You can now begin to track your quality. You want to make these three numbers roughly line up over time:

  • Offline Evaluation quality – Results from your curated dataset
  • Internal quality – How your own teams rate outputs in everyday use
  • External quality – Judge metrics and signals from real customers (feedback, support tickets, opt‑outs, repeat use)
DatasetEvaluationInternalExternal
Quality (%)Eval QualityInternal QualityExternal Quality

❌ If this isn’t the case, you need to re-assess:

  • Do you have high evaluation quality but low internal/external quality → Investigate your data set: is it missing real use cases or different fidelities of prompts?
  • Low judge agreement with human ratings → Investigate your judge tuning and granularity.
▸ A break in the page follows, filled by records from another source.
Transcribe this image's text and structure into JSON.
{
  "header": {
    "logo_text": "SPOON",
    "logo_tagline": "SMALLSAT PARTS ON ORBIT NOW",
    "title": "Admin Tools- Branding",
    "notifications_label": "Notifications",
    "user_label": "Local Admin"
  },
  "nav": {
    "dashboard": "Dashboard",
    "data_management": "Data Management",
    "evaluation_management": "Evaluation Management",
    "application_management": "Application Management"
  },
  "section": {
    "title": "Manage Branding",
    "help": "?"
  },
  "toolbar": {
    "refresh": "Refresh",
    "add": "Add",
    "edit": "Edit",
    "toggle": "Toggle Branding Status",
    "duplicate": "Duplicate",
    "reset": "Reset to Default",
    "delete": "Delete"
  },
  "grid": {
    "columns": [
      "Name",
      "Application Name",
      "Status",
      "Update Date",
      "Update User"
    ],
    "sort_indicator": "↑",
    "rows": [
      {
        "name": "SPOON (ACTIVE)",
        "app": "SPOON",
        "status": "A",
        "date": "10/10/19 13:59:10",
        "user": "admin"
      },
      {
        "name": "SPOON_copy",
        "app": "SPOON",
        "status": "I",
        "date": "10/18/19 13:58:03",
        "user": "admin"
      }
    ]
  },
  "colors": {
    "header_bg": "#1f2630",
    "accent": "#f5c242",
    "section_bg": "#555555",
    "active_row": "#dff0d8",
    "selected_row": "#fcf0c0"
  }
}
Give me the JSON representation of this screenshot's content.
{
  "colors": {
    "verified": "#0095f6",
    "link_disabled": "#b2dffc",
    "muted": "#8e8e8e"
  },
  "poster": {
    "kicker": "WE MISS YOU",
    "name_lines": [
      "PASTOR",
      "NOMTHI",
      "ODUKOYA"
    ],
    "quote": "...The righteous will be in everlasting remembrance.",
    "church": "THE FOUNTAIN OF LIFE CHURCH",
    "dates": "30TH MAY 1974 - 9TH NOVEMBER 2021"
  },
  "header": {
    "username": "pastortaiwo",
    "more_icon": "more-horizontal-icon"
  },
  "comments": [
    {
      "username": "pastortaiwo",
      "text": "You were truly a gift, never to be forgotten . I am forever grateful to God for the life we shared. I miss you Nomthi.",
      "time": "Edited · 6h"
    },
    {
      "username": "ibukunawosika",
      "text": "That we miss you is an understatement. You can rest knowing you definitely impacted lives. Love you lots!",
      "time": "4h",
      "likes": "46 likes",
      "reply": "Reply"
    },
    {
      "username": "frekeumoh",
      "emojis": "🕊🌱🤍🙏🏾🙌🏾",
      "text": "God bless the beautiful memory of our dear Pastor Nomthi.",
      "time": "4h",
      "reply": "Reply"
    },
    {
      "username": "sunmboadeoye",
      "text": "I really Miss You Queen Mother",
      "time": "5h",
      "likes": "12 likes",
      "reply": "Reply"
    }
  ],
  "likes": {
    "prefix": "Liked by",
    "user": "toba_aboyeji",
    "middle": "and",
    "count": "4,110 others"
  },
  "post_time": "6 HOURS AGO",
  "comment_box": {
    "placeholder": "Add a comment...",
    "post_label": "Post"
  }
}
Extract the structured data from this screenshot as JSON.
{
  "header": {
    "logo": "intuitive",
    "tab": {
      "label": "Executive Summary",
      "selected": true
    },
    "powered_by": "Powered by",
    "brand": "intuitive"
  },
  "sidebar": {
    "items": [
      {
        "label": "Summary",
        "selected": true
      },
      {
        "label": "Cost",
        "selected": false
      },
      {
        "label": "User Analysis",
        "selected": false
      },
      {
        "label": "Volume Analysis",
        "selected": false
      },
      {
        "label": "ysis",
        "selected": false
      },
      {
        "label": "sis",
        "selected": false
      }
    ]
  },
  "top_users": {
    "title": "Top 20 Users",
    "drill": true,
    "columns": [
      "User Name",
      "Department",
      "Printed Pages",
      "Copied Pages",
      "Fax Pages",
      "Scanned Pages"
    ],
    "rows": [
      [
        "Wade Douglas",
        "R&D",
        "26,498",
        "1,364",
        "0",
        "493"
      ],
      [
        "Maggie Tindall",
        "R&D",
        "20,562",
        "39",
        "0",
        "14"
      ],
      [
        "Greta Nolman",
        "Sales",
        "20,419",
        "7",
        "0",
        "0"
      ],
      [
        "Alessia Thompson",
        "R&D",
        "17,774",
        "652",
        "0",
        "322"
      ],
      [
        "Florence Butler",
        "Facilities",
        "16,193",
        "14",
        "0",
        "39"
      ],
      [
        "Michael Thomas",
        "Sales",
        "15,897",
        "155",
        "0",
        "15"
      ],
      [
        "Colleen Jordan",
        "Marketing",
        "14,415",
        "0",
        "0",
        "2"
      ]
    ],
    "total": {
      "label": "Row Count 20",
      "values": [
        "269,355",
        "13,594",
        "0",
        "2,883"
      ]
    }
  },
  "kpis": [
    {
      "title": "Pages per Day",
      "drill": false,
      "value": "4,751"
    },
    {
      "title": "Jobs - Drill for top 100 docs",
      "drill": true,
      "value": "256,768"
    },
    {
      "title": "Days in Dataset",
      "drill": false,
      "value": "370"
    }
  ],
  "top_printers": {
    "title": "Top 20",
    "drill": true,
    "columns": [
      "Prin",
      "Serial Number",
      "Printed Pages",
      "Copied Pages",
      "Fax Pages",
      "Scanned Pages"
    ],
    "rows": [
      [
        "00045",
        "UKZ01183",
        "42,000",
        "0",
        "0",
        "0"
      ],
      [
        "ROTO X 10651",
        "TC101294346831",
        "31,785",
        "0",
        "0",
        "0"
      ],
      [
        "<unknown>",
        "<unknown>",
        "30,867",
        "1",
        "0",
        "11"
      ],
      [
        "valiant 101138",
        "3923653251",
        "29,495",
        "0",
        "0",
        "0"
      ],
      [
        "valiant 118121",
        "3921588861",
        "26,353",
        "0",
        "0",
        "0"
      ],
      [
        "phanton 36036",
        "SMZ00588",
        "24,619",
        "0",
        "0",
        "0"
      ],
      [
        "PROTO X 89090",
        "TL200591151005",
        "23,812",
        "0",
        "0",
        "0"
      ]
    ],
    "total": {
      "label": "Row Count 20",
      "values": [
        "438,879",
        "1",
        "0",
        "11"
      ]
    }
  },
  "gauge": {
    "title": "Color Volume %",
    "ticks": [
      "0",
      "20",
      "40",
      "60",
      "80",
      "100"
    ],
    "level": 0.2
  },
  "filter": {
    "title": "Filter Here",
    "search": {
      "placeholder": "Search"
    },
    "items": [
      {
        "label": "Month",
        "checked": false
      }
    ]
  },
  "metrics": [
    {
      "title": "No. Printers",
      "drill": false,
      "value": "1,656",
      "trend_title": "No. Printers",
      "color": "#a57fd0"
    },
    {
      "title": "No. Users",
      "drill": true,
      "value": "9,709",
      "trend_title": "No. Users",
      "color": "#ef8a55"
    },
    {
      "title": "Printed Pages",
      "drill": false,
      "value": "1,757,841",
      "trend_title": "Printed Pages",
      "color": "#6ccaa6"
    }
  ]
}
10. Make AI quality a team sport

Quality is a team effort. While having a driver helps, it’s neither possible nor sustainable to do it alone. As a PM, you must work with your entire team to achieve the highest quality. This will look different for you and your team, for us this looked like:

  • Product
    • Owned rules and dataset creation
    • Prioritised failures and bugs
    • Interpreted outputs and aligns decisions to product goals
  • Engineers / MLEs
    • Built the feature and prompt logic
    • Set up reporting, evaluation pipelines, and judge infrastructure
    • Iterated quickly on prompts and judge behaviour based on feedback
  • Design
    • Helped craft example inputs and outputs
    • Defined what ‘good’; looked like from a visual standpoint
    • Participated in blitz sessions to stress‑test the feature

There are some easy steps in this process where you should pull your team in:

  1. Crowdsource prompts across the team instead of relying on one person’s intuition. Pull in ideas from across different crafts so a wide range of views are represented.
  2. Run testing blitzes where the whole team hammers the feature with new prompts, logs issues, and watches how it behaves under stress. This process spreads ownership across your team and creates real‑life examples (and real frustration) when things go wrong.
  3. Keep your rules, dataset, and judge logic visible in a shared space like Jira and Confluence so everyone can see how decisions are made.

When in doubt, come back to the core questions:

What job is this AI doing?
What are the stakes if it’s wrong?
Does the evidence, from evals, judges, and real usage, support shipping this today?

If you can answer those with confidence, you’re much closer to good enough to ship. Don’t forget to have fun with it it! AI does some pretty weird and wonderful things. Those edge cases are often where you learn the most!